Mobil yang dikemudikan Rendra mulai memasuki area parkir rumah sakit. Sudut-sudut lobby dipenuhi oleh percikan lampu kamera wartawan dan polisi yang penasaran.

"Minggir! Tolong beri jalan!" teriaknya sambil memegangi kantung cairan yang tersambung pada tandu menuju ruangan gawat darurat.

Seorang Dokter yang telah bersiaga di ruangan itu memberikan sambutan,"Bagaimana denyut jantung dan pernapasannya?"

"Denyut jantung lemah dan frekuensi pernapasannya tak stabil, Dok!" balas Nara.

"Baiklah, kita akan terus monitor tanda-tandanya. Setelah itu, tolong persiapkan untuk pemeriksaan radiologi dan beri tahu lab untuk segera mengambil sampel darah sekalian, ya!" imbuh Dokter itu.

Dokter Darril, pria dua puluh lima tahun yang menjadi pimpinan direksi di rumah sakit Sanita. Cinta pertama Nara yang sempat bersemi saat di bangku kuliah, tapi apalah daya, nasib makin menjauhkan hubungan mereka karena perbedaan status dan latar belakang yang dimiliki. Darril adalah anak dari pendiri rumah sakit Sanita, sedangkan Nara hanyalah anak dari seorang perawat yang bekerja dengan orang tua Darril.

"Pasien sudah stabil, kamu bisa pulang sekarang."

"Baik, Dok. Tapi, mengapa banyak sekali wartawan dan polisi di depan?"

"Oh, tadi seseorang dengan luka tembak di dadanya, namun nyawanya tak tertolong," jelasnya.

Nara hanya menguap mengekpresikan rasa terkejutnya, sudah barang pasti seseorang yang ditembak dadanya akan seketika tewas, kecuali yang ditembak adalah jantungnya.

"Sepertinya dia orang penting," bisik Darril.

Masa bodoh dengan hal itu, pasien kritis dengan luka tusuk, tembak, kecelakaan bahkan korban bunuh diri pun sering mampir ke rumah sakit Sanita. Seakan-akan tempat ini menjadi rest area sebelum menuju akhirat.

***

"Astaga, rambutku berantakan sekali," bibirnya berdering manja pada cermin yang menempel di dinding. Nara baru sadar, jika ikat rambutnya tak lagi ada lagi di kepalanya. Untung saja ia batal menghadiri pertemuan dengan pria yang dikenalkan Trily, kalau tidak, bagaimana ia harus merapikan rambut yang seperti mie kuah itu.

"Maaf, ya. Aku belum bisa datang ke acara itu, mungkin lain kali." Satu pesan terkirim kepada Trily.

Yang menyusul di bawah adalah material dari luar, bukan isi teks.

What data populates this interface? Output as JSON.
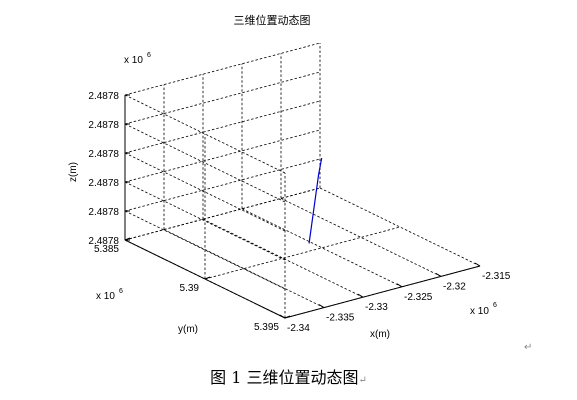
{
  "chart_data": {
    "type": "line",
    "title": "三维位置动态图",
    "xlabel": "x(m)",
    "ylabel": "y(m)",
    "zlabel": "z(m)",
    "x_multiplier": {
      "base": "x 10",
      "exp": "6"
    },
    "y_multiplier": {
      "base": "x 10",
      "exp": "6"
    },
    "z_multiplier": {
      "base": "x 10",
      "exp": "6"
    },
    "xlim": [
      -2.34,
      -2.315
    ],
    "ylim": [
      5.385,
      5.395
    ],
    "zlim": [
      0,
      5
    ],
    "x_ticks": [
      {
        "value": -2.34,
        "label": "-2.34"
      },
      {
        "value": -2.335,
        "label": "-2.335"
      },
      {
        "value": -2.33,
        "label": "-2.33"
      },
      {
        "value": -2.325,
        "label": "-2.325"
      },
      {
        "value": -2.32,
        "label": "-2.32"
      },
      {
        "value": -2.315,
        "label": "-2.315"
      }
    ],
    "y_ticks": [
      {
        "value": 5.395,
        "label": "5.395"
      },
      {
        "value": 5.39,
        "label": "5.39"
      },
      {
        "value": 5.385,
        "label": "5.385"
      }
    ],
    "z_ticks": [
      {
        "value": 0,
        "label": "2.4878"
      },
      {
        "value": 1,
        "label": "2.4878"
      },
      {
        "value": 2,
        "label": "2.4878"
      },
      {
        "value": 3,
        "label": "2.4878"
      },
      {
        "value": 4,
        "label": "2.4878"
      },
      {
        "value": 5,
        "label": "2.4878"
      }
    ],
    "grid": true,
    "series": [
      {
        "color": "#0000cc",
        "points": [
          {
            "x": -2.3283,
            "y": 5.3908,
            "z": 0.6
          },
          {
            "x": -2.3281,
            "y": 5.3909,
            "z": 1.4
          },
          {
            "x": -2.3279,
            "y": 5.391,
            "z": 2.2
          },
          {
            "x": -2.3277,
            "y": 5.3911,
            "z": 3.0
          },
          {
            "x": -2.3275,
            "y": 5.3912,
            "z": 3.6
          }
        ]
      }
    ]
  },
  "caption": {
    "text": "图 1  三维位置动态图",
    "mark": "↵"
  },
  "paragraph_mark": "↵"
}
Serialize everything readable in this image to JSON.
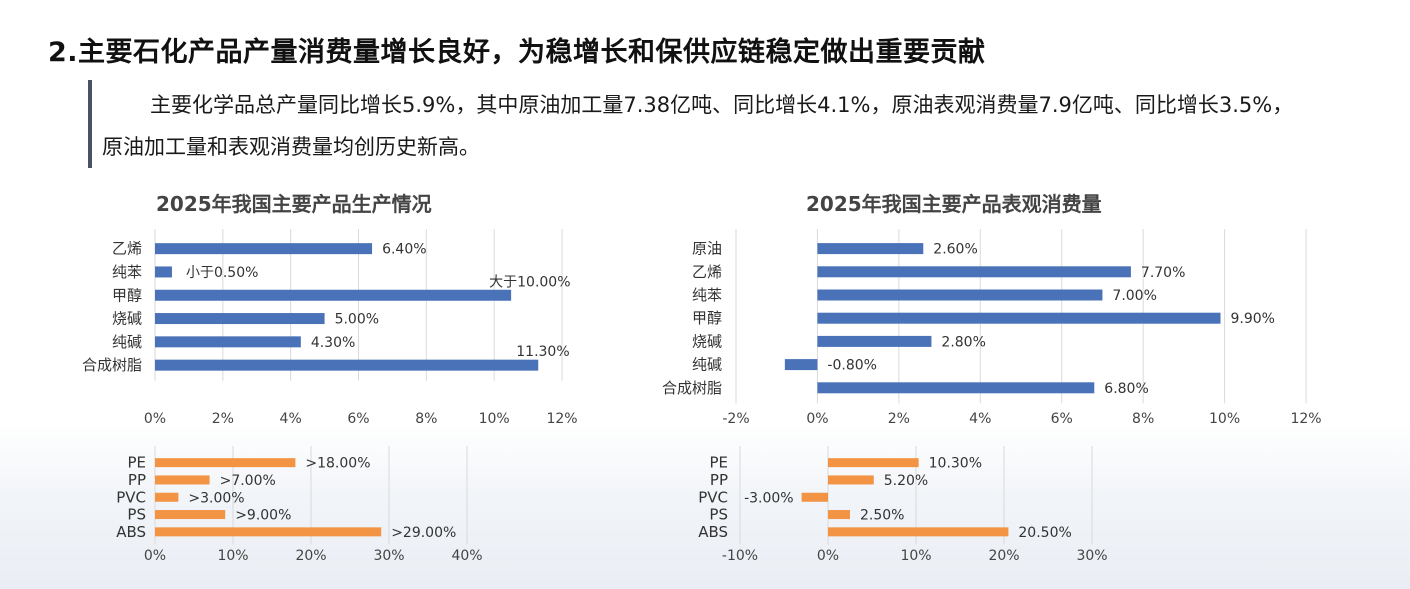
{
  "title": "2.主要石化产品产量消费量增长良好，为稳增长和保供应链稳定做出重要贡献",
  "intro": "主要化学品总产量同比增长5.9%，其中原油加工量7.38亿吨、同比增长4.1%，原油表观消费量7.9亿吨、同比增长3.5%，原油加工量和表观消费量均创历史新高。",
  "colors": {
    "blue": "#4a72b8",
    "orange": "#f29444"
  },
  "chart_data": [
    {
      "id": "production-main",
      "type": "bar",
      "orientation": "horizontal",
      "title": "2025年我国主要产品生产情况",
      "categories": [
        "乙烯",
        "纯苯",
        "甲醇",
        "烧碱",
        "纯碱",
        "合成树脂"
      ],
      "values": [
        6.4,
        0.5,
        10.5,
        5.0,
        4.3,
        11.3
      ],
      "labels": [
        "6.40%",
        "小于0.50%",
        "大于10.00%",
        "5.00%",
        "4.30%",
        "11.30%"
      ],
      "xlim": [
        0,
        12
      ],
      "ticks": [
        0,
        2,
        4,
        6,
        8,
        10,
        12
      ],
      "tick_labels": [
        "0%",
        "2%",
        "4%",
        "6%",
        "8%",
        "10%",
        "12%"
      ],
      "color": "#4a72b8"
    },
    {
      "id": "production-resins",
      "type": "bar",
      "orientation": "horizontal",
      "title": "",
      "categories": [
        "PE",
        "PP",
        "PVC",
        "PS",
        "ABS"
      ],
      "values": [
        18,
        7,
        3,
        9,
        29
      ],
      "labels": [
        ">18.00%",
        ">7.00%",
        ">3.00%",
        ">9.00%",
        ">29.00%"
      ],
      "xlim": [
        0,
        40
      ],
      "ticks": [
        0,
        10,
        20,
        30,
        40
      ],
      "tick_labels": [
        "0%",
        "10%",
        "20%",
        "30%",
        "40%"
      ],
      "color": "#f29444"
    },
    {
      "id": "consumption-main",
      "type": "bar",
      "orientation": "horizontal",
      "title": "2025年我国主要产品表观消费量",
      "categories": [
        "原油",
        "乙烯",
        "纯苯",
        "甲醇",
        "烧碱",
        "纯碱",
        "合成树脂"
      ],
      "values": [
        2.6,
        7.7,
        7.0,
        9.9,
        2.8,
        -0.8,
        6.8
      ],
      "labels": [
        "2.60%",
        "7.70%",
        "7.00%",
        "9.90%",
        "2.80%",
        "-0.80%",
        "6.80%"
      ],
      "xlim": [
        -2,
        12
      ],
      "ticks": [
        -2,
        0,
        2,
        4,
        6,
        8,
        10,
        12
      ],
      "tick_labels": [
        "-2%",
        "0%",
        "2%",
        "4%",
        "6%",
        "8%",
        "10%",
        "12%"
      ],
      "color": "#4a72b8"
    },
    {
      "id": "consumption-resins",
      "type": "bar",
      "orientation": "horizontal",
      "title": "",
      "categories": [
        "PE",
        "PP",
        "PVC",
        "PS",
        "ABS"
      ],
      "values": [
        10.3,
        5.2,
        -3.0,
        2.5,
        20.5
      ],
      "labels": [
        "10.30%",
        "5.20%",
        "-3.00%",
        "2.50%",
        "20.50%"
      ],
      "xlim": [
        -10,
        30
      ],
      "ticks": [
        -10,
        0,
        10,
        20,
        30
      ],
      "tick_labels": [
        "-10%",
        "0%",
        "10%",
        "20%",
        "30%"
      ],
      "color": "#f29444"
    }
  ]
}
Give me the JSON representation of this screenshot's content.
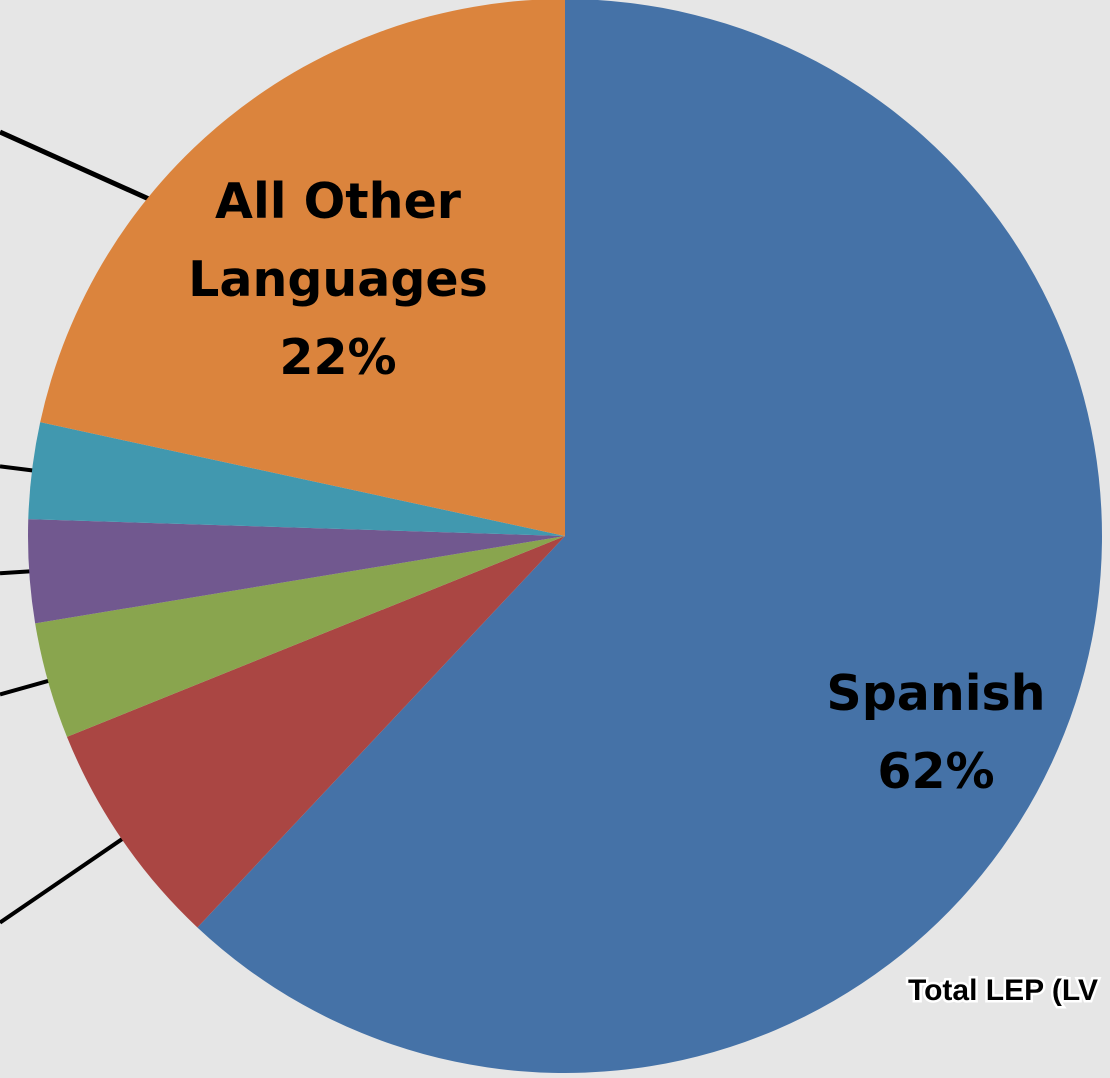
{
  "chart_data": {
    "type": "pie",
    "start_angle_deg": 0,
    "direction": "clockwise",
    "slices": [
      {
        "label": "Spanish",
        "value": 62,
        "color": "#4572a7",
        "value_label": "62%",
        "shows_label": true
      },
      {
        "label": "",
        "value": 6.9,
        "color": "#aa4643",
        "shows_label": false
      },
      {
        "label": "",
        "value": 3.5,
        "color": "#89a54e",
        "shows_label": false
      },
      {
        "label": "",
        "value": 3.1,
        "color": "#71588f",
        "shows_label": false
      },
      {
        "label": "",
        "value": 2.9,
        "color": "#4198af",
        "shows_label": false
      },
      {
        "label": "All Other",
        "label_line2": "Languages",
        "value": 21.6,
        "color": "#db843d",
        "value_label": "22%",
        "shows_label": true
      }
    ],
    "footnote": "Total LEP (LV"
  }
}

Nara tak henti menatap langit-langit kamarnya menunggu balasan Trily. Satu-satunya alasan yang memaksanya bertahan di rumah sakit Sanita adalah mendiang seorang Ibu yang menginginkan salah satu anaknya menjadi seorang dokter. Pesan-pesan terakhir yang masih diingat olehnya adalah 'Apapun yang terjadi, nyawa tetap di atas segalanya'. Entah apa maksudnya, tapi kalimat itu terus muncul di kepalanya ketika menemui pasien yang berada di ujung ajal. Terasa mustahil menyelamatkan seseorang ketika diri sendiri saja rasanya seperti sekarat.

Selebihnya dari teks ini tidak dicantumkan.